We, also, believing, are not in our sins. No wrath for sin is upon us now. No death for sin awaits us at last. Our now is a life in Christ, free from the doom of guilt. When we fall asleep in Christ, we do not perish.

In the risen Saviour, then, let us rejoice to hope. In the risen Saviour let us rejoice to have fellowship, in our hope, with all them that have already fallen asleep in Christ. They have fallen asleep, as we hope to fall asleep, not to perish, but to have everlasting life.




Biography of Author

ROBERT S. CANDLISH (1806-1873)

Like Dinsdale T. Young, Robert S. Candlish, born at Edinburgh, in 1806, was the son of a physician. He was adequately educated at home in his earlier years so that when he went up to the University of Glasgow, he at once stood out as a student of unusual brilliance. His preaching gifts were soon discovered, and in 1833, when he was only twenty-seven years of age, he was appointed Minister of St. George's, Edinburgh, the most influential congregation in that city. Little did he know then of the great part he would play in the mighty struggle that was soon to develop over the matter of an established church, which led to the formation of the Free Church of Scotland, an event which was marked by 470 ministers leaving the State Church of Scotland, and forming themselves into the Free Church. One of his biographers says that "from this time, or at least, from the death of Chalmers (1847); till close on his own death, in 1873, Candlish may be said to have been the ruling spirit in the Free Church." He continued as the Minister of St. George's Free Church to the end of his life, and, in addition, was made the Principal of New College. In 1861, he was the Moderator of the General Assembly.

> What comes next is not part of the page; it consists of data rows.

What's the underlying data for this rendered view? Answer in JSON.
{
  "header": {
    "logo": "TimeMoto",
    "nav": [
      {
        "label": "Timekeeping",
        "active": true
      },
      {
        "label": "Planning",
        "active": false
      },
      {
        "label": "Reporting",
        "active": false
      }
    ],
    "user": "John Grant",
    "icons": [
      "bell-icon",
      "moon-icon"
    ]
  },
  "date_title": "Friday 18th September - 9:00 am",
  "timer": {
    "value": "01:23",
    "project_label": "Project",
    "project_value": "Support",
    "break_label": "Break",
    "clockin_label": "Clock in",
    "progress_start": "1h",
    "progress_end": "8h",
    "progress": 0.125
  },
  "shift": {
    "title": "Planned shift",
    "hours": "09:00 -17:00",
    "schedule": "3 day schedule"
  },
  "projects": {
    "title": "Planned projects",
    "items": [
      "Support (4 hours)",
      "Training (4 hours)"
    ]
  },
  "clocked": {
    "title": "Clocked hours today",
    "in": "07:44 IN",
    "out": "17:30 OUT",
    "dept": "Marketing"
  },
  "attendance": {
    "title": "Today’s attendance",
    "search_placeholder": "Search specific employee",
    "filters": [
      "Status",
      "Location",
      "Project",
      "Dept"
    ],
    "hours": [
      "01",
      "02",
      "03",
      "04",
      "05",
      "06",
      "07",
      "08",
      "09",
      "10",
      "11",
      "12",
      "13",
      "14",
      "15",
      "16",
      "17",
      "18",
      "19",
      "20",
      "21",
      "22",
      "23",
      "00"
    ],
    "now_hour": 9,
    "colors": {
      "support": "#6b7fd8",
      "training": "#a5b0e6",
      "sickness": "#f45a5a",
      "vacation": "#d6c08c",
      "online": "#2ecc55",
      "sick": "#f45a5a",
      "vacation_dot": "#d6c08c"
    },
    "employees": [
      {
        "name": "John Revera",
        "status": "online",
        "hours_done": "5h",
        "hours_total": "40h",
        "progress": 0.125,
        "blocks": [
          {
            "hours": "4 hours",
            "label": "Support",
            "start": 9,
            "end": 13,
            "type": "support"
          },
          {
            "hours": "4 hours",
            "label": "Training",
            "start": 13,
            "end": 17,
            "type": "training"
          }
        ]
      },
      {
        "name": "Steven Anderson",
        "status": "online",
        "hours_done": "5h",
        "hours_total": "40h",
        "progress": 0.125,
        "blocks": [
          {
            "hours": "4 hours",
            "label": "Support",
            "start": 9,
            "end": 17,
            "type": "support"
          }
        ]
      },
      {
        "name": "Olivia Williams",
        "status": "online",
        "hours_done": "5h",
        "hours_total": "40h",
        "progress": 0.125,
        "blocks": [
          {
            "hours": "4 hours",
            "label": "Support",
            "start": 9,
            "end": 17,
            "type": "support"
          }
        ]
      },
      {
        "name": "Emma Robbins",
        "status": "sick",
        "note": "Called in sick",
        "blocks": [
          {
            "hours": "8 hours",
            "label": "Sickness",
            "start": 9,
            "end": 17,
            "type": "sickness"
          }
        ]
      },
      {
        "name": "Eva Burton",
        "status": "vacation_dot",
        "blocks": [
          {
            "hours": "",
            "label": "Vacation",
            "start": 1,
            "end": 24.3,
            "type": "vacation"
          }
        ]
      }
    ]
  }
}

Candlish's writings are still worth reading, even those two volumes now seldom seen, Contributions Toward the Exposition of Genesis, (1842). Probably the greatest expository series he ever delivered was published in his large volume, Expository Discourses on I John, which gives some idea of his great theological ability and his brilliant style. Some of these chapters are simply unequaled in the depth of meaning which he discovers in this Johannine writing.